Patrick Christen ITF tennis profile

Wie alles angefangen hat

Schon als Kind habe ich mich stark für Technik und Elektronik interessiert, vor allem dafür, wie die Dinge im Hintergrund funktionieren. Mich hat weniger die Oberfläche fasziniert, sondern eher das „Warum“ und „Wie“ dahinter.

Später kam dann ein Gedanke dazu, der mich lange begleitet hat: Es wäre doch cool, etwas Eigenes aufzubauen, das einem den Lebensunterhalt finanziert.

Dabei ging es mir nie darum, Millionen zu verdienen. Vielmehr hat mich die Idee inspiriert, unabhängig zu sein, etwas Eigenes zu haben, das funktioniert und einem Freiheit gibt.

Der Einstieg in Micro-SaaS

Nach vielen eher gescheiterten oder halb erfolgreichen Versuchen kam dann ein Moment, in dem sich für mich ein paar Dinge besser zusammengefügt haben. Im Jahr 2022, während eines Urlaubs, bin ich auf das Thema Micro-SaaS gestossen.

Dabei bin ich relativ schnell auf Pieter Levels aufmerksam geworden. Er hatte die Challenge, in 12 Monaten 12 Projekte zu launchen. Eines dieser Projekte war später auch Nomad List, das ich sogar schon vorher kannte, damals aber nicht wusste, dass es von ihm ist.

Von da an bin ich tiefer in diese Welt eingetaucht: Indie Hackers, Solopreneur-Content und Leute wie Marc Lou, Pat Walls oder auch Bannerbear von Jon Yongfook.

Eigene Projekte und Experimente

In den letzten Jahren habe ich viele eigene Dinge ausprobiert, mal mehr, mal weniger erfolgreich.

  • Tools im Tennis-Bereich (mein Hobby)
  • Tools für Softwareentwickler
  • der Aktionsaggregator sparfuchs24.ch, den es heute noch gibt
  • ein kleines Auto-Rennspiel angelehnt an Mario Kart im Rahmen einer Game-Challenge auf vibecart.ch (komplett mit Vibe Coding umgesetzt)

Parallel dazu kam immer mehr KI ins Spiel, insbesondere mit ChatGPT. Anfangs habe ich viel manuell gearbeitet, heute geht vieles deutlich schneller, was das ganze Thema Micro-SaaS nochmal spannender macht.
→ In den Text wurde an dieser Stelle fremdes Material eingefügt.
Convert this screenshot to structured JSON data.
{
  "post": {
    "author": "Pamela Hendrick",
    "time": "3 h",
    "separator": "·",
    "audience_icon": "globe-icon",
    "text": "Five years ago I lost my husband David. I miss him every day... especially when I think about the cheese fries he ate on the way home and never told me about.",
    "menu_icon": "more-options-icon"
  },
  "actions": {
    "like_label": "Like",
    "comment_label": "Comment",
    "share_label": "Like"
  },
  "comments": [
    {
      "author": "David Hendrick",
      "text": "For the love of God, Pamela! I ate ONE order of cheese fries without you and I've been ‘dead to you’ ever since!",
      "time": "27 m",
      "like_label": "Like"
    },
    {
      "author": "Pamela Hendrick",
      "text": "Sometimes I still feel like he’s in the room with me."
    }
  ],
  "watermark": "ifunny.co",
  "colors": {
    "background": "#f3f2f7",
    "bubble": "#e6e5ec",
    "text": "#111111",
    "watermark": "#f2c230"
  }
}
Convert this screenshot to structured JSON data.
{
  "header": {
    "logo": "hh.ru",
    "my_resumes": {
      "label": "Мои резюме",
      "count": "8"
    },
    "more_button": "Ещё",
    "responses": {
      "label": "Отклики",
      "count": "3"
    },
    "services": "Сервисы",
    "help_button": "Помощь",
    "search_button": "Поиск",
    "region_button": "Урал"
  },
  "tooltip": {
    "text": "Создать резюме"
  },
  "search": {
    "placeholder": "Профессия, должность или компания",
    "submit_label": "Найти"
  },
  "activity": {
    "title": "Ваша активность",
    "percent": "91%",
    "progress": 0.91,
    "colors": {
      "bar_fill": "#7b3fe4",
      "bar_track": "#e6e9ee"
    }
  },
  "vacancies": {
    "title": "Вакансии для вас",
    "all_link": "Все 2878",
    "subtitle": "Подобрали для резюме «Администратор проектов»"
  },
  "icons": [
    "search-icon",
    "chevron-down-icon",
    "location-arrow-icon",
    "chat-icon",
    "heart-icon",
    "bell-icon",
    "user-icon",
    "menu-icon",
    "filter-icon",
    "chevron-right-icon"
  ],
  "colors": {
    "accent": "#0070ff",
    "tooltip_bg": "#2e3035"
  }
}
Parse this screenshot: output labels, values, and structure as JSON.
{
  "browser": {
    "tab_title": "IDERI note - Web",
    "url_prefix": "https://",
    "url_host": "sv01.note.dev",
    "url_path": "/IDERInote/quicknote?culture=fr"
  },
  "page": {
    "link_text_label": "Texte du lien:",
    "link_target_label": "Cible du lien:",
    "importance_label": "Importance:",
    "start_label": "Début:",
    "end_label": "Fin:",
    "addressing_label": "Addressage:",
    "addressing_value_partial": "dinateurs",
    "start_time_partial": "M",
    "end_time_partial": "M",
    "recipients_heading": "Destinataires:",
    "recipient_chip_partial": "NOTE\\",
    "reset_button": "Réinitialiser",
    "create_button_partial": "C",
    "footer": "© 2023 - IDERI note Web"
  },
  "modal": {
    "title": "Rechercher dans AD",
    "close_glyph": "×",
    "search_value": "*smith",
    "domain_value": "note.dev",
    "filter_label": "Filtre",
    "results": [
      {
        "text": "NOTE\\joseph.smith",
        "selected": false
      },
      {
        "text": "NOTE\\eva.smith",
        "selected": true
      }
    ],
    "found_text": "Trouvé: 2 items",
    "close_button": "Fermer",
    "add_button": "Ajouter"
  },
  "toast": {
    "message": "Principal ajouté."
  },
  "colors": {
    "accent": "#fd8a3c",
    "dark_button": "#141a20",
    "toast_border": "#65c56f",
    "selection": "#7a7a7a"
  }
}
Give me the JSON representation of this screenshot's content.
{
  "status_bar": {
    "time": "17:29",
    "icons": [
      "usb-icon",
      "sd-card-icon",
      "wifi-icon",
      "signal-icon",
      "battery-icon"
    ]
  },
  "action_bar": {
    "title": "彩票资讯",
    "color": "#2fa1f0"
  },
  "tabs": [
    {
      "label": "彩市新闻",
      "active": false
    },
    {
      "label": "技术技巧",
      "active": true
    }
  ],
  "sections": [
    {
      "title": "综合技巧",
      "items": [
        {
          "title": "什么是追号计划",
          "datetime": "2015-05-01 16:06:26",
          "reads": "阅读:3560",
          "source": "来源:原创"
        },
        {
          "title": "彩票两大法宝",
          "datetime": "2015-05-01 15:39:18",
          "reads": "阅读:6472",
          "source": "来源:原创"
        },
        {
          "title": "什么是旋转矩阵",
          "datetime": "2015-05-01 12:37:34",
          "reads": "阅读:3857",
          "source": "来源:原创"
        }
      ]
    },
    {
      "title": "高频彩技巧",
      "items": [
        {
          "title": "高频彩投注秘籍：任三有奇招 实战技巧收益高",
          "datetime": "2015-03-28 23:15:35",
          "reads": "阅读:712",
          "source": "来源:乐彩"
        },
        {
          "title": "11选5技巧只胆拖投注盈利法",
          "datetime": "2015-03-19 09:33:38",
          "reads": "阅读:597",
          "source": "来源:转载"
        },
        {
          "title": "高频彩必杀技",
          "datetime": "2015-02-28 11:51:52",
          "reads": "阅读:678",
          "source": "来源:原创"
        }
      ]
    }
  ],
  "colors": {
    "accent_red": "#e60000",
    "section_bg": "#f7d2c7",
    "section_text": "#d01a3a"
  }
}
Der nächste Schritt (2026)

Jetzt, im Jahr 2026, haben wir (und mit „wir“ meine ich meine Freundin und mich) eine grössere Entscheidung getroffen: Wir wollen unsere Festanstellung kündigen und versuchen, unser eigenes Ding aufzubauen.

Der Plan ist, mehrere Standbeine zu kombinieren:

  • Digitalagentur
  • Projektbasierte Arbeit für Kunden (z. B. über techninjas.ch)
  • Micro-SaaS / digitale Produkte
  • Eigene Ideen umsetzen, die skalieren können, heute mit KI deutlich schneller als früher
  • Passives Einkommen
  • Aufbau über Dividenden und Zinsen aus angespartem Kapital

Ortsunabhängigkeit

Ein wichtiger Teil davon ist auch das Thema Freiheit. Wir möchten ortsunabhängig arbeiten können. Konkret bedeutet das:

  • Wohnung in der Schweiz aufgeben
  • Winter eher in wärmeren Regionen verbringen
  • Sommer voraussichtlich wieder in der Schweiz

Wie genau sich das entwickelt, wird sich zeigen, aber die Richtung ist klar.